In questo senso sembra di muoversi lungo un doppio binario; da una parte scorrono le leggi, le normative, le profonde evoluzioni in tema di politiche sociali a favore dei disabili che sono state introdotte negli ultimi anni, dall’altra parte vi è una  consapevolezza solo parziale sul diritto delle persone disabili ad una “speciale” normalità totalmente libera da dei pregiudizi sociali sedimentati nel corso dei secoli e dunque ancor più difficile da debellare. Questo aspetto assume una connotazione ancora più marcata se introduciamo il tema del diritto alla sessualità, tema già ricco di pregiudizi e stereotipi nella “non-disabilità”. A rendere ancora più problematico questo tema vi è poi l’infantilizzazione delle persone con disabilità intellettiva, sempre viste come eterni ragazzini non adatti ad una vita adulta per il semplice motivo che è la stessa società a non sapere come e dove collocarli; l’espressione della sessualità diventa allora qualcosa di difficilmente tollerabile ed ammissibile. La sessualità va allora pensata in modo normale cercando di essere promossa nonostante le difficoltà che tale argomento evoca andando a coinvolgere aspetti profondi legati alla nostra intimità e a quella dell’altro. Del resto si parla spesso di acquisizione di competenze, di apprendimenti, di formazione a nuove autonomie, senza che però questi principi coinvolgano il tema della sessualità, dove magari se ne parla ma dove gli interventi concreti per promuovere un cambiamento sono molto modesti.

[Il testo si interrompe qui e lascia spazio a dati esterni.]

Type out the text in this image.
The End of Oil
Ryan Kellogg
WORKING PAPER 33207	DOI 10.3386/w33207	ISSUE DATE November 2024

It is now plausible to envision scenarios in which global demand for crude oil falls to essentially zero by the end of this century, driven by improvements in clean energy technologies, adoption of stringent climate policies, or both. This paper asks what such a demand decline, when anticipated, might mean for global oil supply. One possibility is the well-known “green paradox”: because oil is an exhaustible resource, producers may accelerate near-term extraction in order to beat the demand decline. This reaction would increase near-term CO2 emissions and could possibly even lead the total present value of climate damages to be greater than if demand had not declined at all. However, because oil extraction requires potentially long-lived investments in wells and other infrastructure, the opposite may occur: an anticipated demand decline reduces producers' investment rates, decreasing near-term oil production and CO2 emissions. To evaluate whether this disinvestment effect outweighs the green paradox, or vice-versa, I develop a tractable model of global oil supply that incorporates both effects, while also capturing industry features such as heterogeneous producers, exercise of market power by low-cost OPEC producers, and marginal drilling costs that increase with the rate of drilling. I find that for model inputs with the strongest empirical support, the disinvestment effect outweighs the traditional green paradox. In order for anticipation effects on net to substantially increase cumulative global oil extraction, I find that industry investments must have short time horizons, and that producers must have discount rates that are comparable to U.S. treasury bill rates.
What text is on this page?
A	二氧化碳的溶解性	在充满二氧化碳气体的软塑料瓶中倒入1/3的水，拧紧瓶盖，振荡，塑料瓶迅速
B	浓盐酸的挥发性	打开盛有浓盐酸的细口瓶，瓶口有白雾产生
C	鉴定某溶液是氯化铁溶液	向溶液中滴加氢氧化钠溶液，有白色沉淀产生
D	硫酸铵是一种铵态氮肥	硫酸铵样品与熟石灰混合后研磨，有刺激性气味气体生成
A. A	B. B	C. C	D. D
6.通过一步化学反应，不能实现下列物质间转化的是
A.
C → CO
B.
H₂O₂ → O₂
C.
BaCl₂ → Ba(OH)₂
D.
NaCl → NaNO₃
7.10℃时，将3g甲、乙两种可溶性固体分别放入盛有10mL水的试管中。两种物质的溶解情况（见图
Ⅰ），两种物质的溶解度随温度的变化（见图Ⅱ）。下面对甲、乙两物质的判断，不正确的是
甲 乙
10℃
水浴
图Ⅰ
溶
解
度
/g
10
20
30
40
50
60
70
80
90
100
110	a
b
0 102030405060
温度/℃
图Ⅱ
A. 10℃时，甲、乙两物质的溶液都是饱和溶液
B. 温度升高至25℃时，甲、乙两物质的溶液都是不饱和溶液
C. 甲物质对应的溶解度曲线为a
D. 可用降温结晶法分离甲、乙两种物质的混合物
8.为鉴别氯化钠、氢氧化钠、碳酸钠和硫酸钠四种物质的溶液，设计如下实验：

Qualunque intervento dovrebbe dunque avere l’obiettivo non di limitare o reprimere, ma di individuare delle strategie e delle modalità alternative che permettano lo sviluppo di una sessualità sostenibile anche nella disabilità. Alcuni comportamenti problematici, osservabili ad esempio nella sindrome autistica, riguardano la mancanza di senso del pudore, la masturbazione in pubblico o la masturbazione collettiva. L’aspetto complesso è quello di evitare di reprimere un comportamento socialmente poco adeguato senza promuovere un comportamento più funzionale così che il bambino possa ad esempio imparare a masturbarsi nel posto giusto, nel momento giusto e, cosa non da poco, nel modo corretto. La complessità sta proprio nel dover intervenire in un’area molto delicata che richiede all’operatore di avere raggiunto un ottimo equilibrio con sé stesso tanto da poter entrare nella sessualità di un’altra persona senza che esserne invaso. Il confronto con la sessualità nel disabile deve comunque partire dal presupposto che regole generali di intervento non ne esistono; così come la sessualità afferisce ad un’area personale ed intima, così ogni intervento in questo ambito necessita di essere pensato e progettato in relazione alla specificità della persona.  Stando a questa prospettiva non dovrebbe essere l’operatore a sostituirsi alla persona disabile stabilendo ciò che è giusto o no, a favore di un ruolo più marginale, certo più difficile, di attento lettore  di quei bisogni individuali spesso celati o non espressi, magari perché poco chiari e poco leggibili dalla persona stessa. Il lavoro complesso si situa dunque in questa area di interscambio, dove è difficile pensare ad una sessualità sostenibile  quando  sono gli stessi addetti ai lavori ad avere difficoltà nel pensare ad una sessualità scevra dal pietismo o dall’assistenzialismo, a favore di un’ottica  più “umana” di incontro, di  scambio,  di vita.